Un leve calor en su palma izquierda le advirtió de la presencia del sapito. Era rosado y parpadeaba con ternura, pero lo mismo daba. Lo arrojó con desdén al mendigo del parche en el ojo, quien lo tragó sin masticar y lanzó un sonoro eructo. De sus labios amoratados surgieron burbujas con pequeños ojos que se explotaban al cerrarse.

Él volaba siguiendo el rastro. Cuando éste desapareció, siguió el eco. Atravesó bosques frondosos y pateó serpientes que se enroscaban en sus piernas para hacerlo caer. No les temía; había pasado horas envuelto en ellas sin que nada ocurriese, salvo un leve mareo. Finalmente llegó al peñasco. Era tan alto que apenas se divisaba el fondo, pero enfocó la mirada y se encontró con la escena familiar.

Al lado del mar había una gran cama celeste, en la que él yacía dormido. Las olas golpeaban con suavidad las patas de madera y empapaban una parte de la sábana que se hallaba caída a un lado. La enfermera con cola de dinosaurio ajustaba el suero mientras que un niño y una niña, perfectos, reales, carnosos, pero más que nada, suyos, le hablaban con cariño.

—Estamos acá, papá.

Quiso gritarles que lo sabía, pero ya había fallado esa técnica. Sabía que se quedaría sin voz. «Voy a saltar«, pensó. Tomó carrera y, como en un sueño, cayó: volando, girando como un trompo, en picada, rebotando, y finalmente, en cámara lenta. Abrió los ojos mareado. Olía a hospital.

—¡Papi! Sus brazos se llenaron de suaves mejillas y cabellos con aroma a miel. Tomó sus rostros entre sus manos y se alegró al ver que no había pasado tanto tiempo. La pequeña aún tenía el huequito del último diente que había perdido. El niño, algo mayor que la hermana, contenía con esfuerzo las lágrimas. La enfermera salió corriendo, como ocurría en las películas, probablemente en busca del doctor.

Horas después se hallaba incorporado en la cama, recuperándose de una pequeña siesta. Los niños dormían a su lado, a pesar de haber pasado el horario de visita. Se preguntó dónde estaría su mujer. Una señora de mediana edad con delantal y cofia le acercó una bandeja con la cena. No sentía hambre, pero debía empezar a utilizar su estómago de a poco.

—Intente comer de a pequeñas porciones, señor. A ver cómo le cae.

Levantó la tapa de metal deseando encontrarse con algo sabroso, pero sólo vio al sapito. Se había tornado plateado y se veía furioso sin sus ojos. Arrojó la bandeja al suelo y gritó y lloró sin lágrimas y abrazó a los muñecos de felpa que dormían a su lado.
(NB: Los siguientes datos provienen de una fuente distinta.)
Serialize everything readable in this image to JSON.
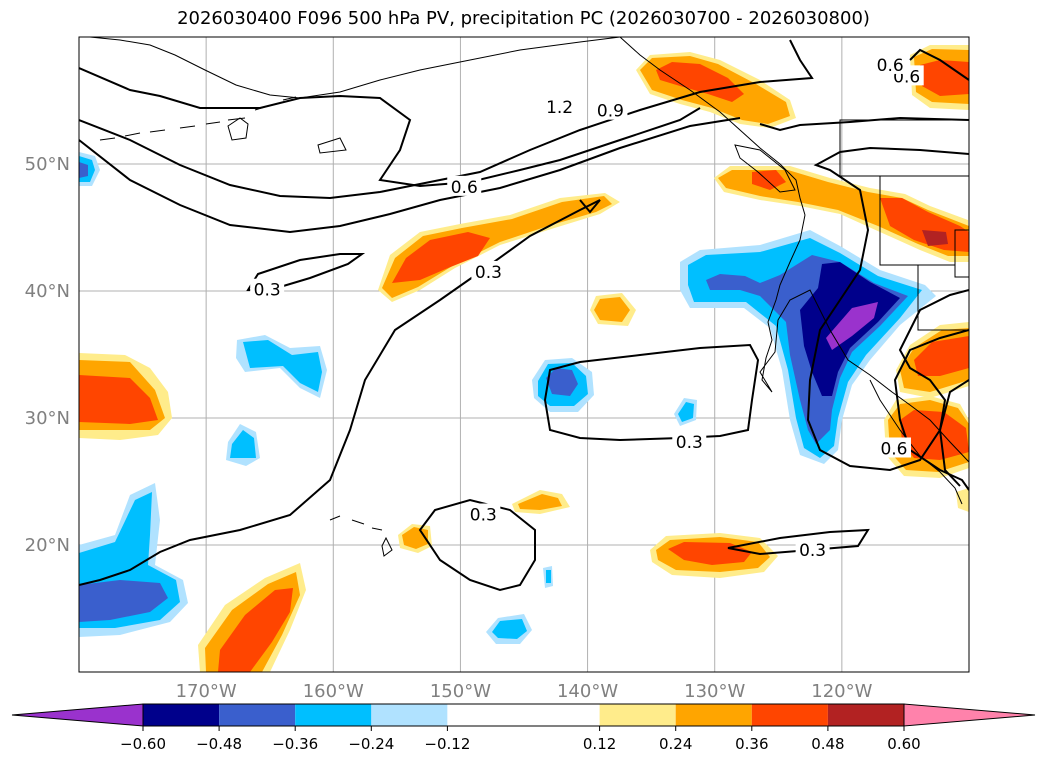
{
  "chart_data": {
    "type": "contour-map",
    "title": "2026030400 F096 500 hPa PV, precipitation PC (2026030700 - 2026030800)",
    "xlim": [
      -180,
      -110
    ],
    "ylim": [
      10,
      60
    ],
    "x_ticks": [
      -170,
      -160,
      -150,
      -140,
      -130,
      -120
    ],
    "x_tick_labels": [
      "170°W",
      "160°W",
      "150°W",
      "140°W",
      "130°W",
      "120°W"
    ],
    "y_ticks": [
      20,
      30,
      40,
      50
    ],
    "y_tick_labels": [
      "20°N",
      "30°N",
      "40°N",
      "50°N"
    ],
    "grid": true,
    "colorbar": {
      "orientation": "horizontal",
      "extend": "both",
      "levels": [
        -0.72,
        -0.6,
        -0.48,
        -0.36,
        -0.24,
        -0.12,
        0.12,
        0.24,
        0.36,
        0.48,
        0.6,
        0.72
      ],
      "colors": [
        "#9a32cd",
        "#00008b",
        "#3a5fcd",
        "#00bfff",
        "#b0e2ff",
        "#ffffff",
        "#ffec8b",
        "#ffa500",
        "#ff4500",
        "#b22222",
        "#ff82ab"
      ],
      "tick_values": [
        -0.6,
        -0.48,
        -0.36,
        -0.24,
        -0.12,
        0.12,
        0.24,
        0.36,
        0.48,
        0.6
      ],
      "tick_labels": [
        "−0.60",
        "−0.48",
        "−0.36",
        "−0.24",
        "−0.12",
        "0.12",
        "0.24",
        "0.36",
        "0.48",
        "0.60"
      ]
    },
    "contour_labels": [
      {
        "text": "0.3",
        "lon": -165.2,
        "lat": 40.1
      },
      {
        "text": "0.3",
        "lon": -147.8,
        "lat": 41.5
      },
      {
        "text": "0.3",
        "lon": -132.0,
        "lat": 28.1
      },
      {
        "text": "0.3",
        "lon": -148.2,
        "lat": 22.4
      },
      {
        "text": "0.3",
        "lon": -122.3,
        "lat": 19.6
      },
      {
        "text": "0.6",
        "lon": -149.7,
        "lat": 48.2
      },
      {
        "text": "0.9",
        "lon": -138.2,
        "lat": 54.2
      },
      {
        "text": "1.2",
        "lon": -142.2,
        "lat": 54.5
      },
      {
        "text": "0.6",
        "lon": -114.9,
        "lat": 56.9
      },
      {
        "text": "0.6",
        "lon": -116.2,
        "lat": 57.8
      },
      {
        "text": "0.6",
        "lon": -115.9,
        "lat": 27.6
      }
    ]
  }
}
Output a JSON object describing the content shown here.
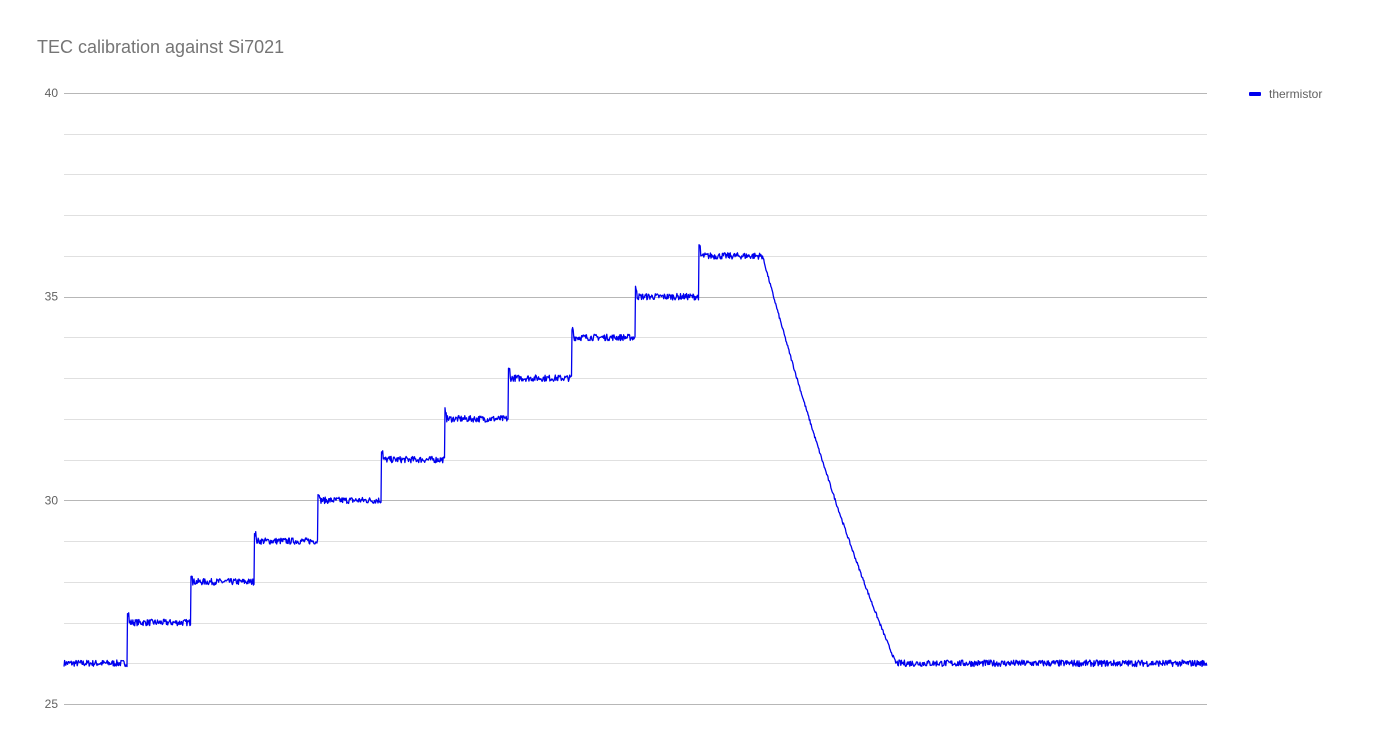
{
  "chart_data": {
    "type": "line",
    "title": "TEC calibration against Si7021",
    "xlabel": "",
    "ylabel": "",
    "ylim": [
      25,
      40
    ],
    "y_ticks": [
      25,
      30,
      35,
      40
    ],
    "minor_gridlines_per_major": 5,
    "grid": true,
    "legend_position": "right",
    "series": [
      {
        "name": "thermistor",
        "color": "#0000ee",
        "step_levels": [
          26,
          27,
          28,
          29,
          30,
          31,
          32,
          33,
          34,
          35,
          36
        ],
        "cool_down_from": 36,
        "final_level": 26,
        "noise_amplitude": 0.08
      }
    ]
  }
}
Ni siquiera se parecían a sus hijos; tenían pelo de lana y botones en lugar de ojos. Por debajo de la puerta de la habitación, se empezó a filtrar el agua del mar.
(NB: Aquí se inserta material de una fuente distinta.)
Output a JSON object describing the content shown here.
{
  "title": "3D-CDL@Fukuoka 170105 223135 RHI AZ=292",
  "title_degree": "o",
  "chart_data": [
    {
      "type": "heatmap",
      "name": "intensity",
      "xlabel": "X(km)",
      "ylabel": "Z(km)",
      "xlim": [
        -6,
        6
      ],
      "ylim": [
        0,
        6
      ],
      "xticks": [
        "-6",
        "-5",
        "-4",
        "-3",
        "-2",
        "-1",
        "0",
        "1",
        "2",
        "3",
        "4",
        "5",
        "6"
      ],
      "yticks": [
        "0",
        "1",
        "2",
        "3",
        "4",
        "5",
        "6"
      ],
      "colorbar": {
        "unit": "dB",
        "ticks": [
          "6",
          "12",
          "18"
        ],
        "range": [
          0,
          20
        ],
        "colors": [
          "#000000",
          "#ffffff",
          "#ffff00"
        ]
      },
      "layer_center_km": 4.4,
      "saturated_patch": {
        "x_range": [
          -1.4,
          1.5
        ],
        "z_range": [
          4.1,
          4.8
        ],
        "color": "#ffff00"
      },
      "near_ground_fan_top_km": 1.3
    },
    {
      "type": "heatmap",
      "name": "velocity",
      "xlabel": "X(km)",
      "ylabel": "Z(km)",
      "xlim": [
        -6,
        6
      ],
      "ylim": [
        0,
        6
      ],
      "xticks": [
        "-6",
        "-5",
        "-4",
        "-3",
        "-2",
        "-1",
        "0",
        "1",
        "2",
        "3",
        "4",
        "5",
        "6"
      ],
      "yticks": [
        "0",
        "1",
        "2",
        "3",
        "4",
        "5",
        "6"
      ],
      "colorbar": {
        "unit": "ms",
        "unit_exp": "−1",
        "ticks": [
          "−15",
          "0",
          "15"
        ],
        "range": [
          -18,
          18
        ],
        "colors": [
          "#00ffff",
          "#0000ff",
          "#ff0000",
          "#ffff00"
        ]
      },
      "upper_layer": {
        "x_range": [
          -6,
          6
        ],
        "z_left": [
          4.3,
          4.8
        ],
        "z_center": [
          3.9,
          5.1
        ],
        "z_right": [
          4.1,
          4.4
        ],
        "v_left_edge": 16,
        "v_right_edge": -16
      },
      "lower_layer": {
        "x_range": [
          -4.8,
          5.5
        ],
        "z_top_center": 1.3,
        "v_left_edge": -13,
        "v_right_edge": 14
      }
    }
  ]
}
Jamás saldría de ese maldito mundo. Algún día, su vida se apagaría sin aviso, en ese paisaje de sinsentidos, donde nadie lo escucharía gritar. Sólo le quedaba desear que fuese pronto.
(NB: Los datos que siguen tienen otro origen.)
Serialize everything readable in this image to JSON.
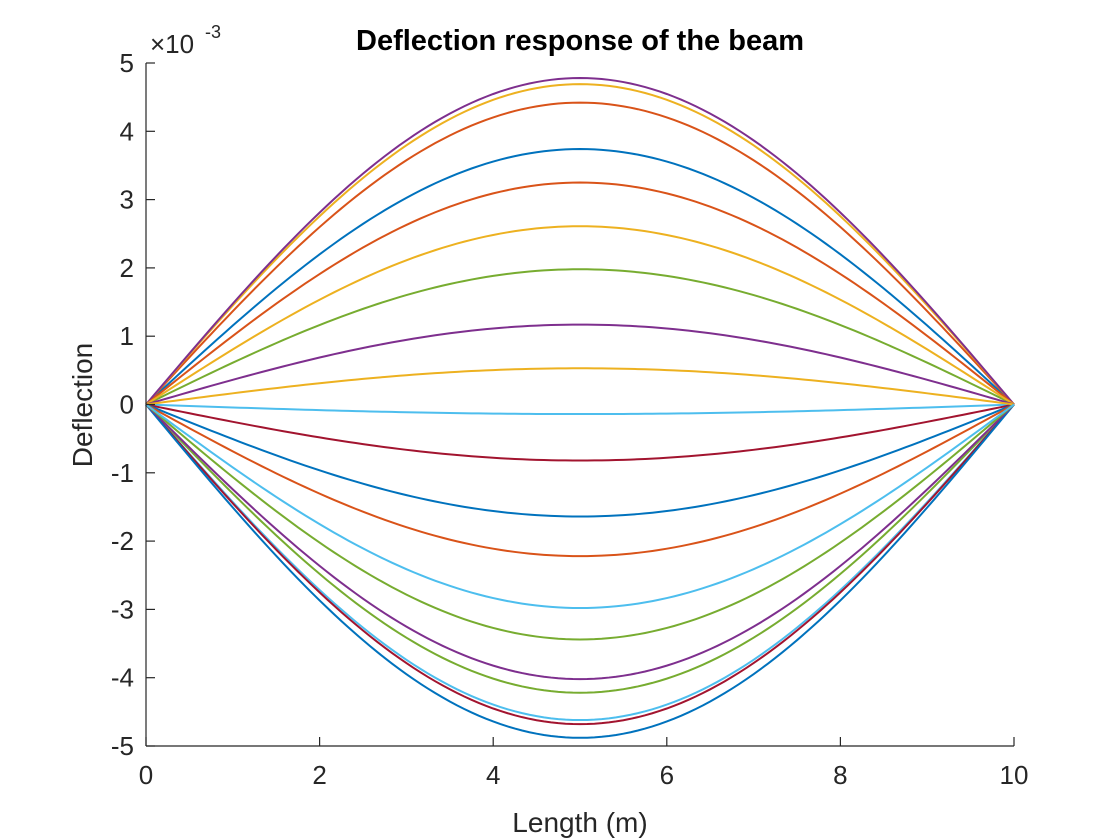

En la entrada de un sanatorio especializado en cuidados paliativos, un hombre y una mujer se despedían. Había sido una visita estándar sin expectativas. No lo desconectaron porque aún tenía ese leve temblor en la muñeca cuando escuchaba sus voces, aunque los médicos insistían en que era pura casualidad. Por otro lado, hubiese sido de mal gusto hacerlo justo el día del padre.

—¿Ya no nos vemos hasta Navidad, no? —preguntó él.

—Sí, pero no cuentes conmigo para Año Nuevo. Lo pasamos con la familia de Javier.

—Ajá. ¿Te pasa algo?

—Estoy un poco preocupada, nomás. En una semana me voy de viaje a Europa y aún no consigo quién me venga a regar las plantas.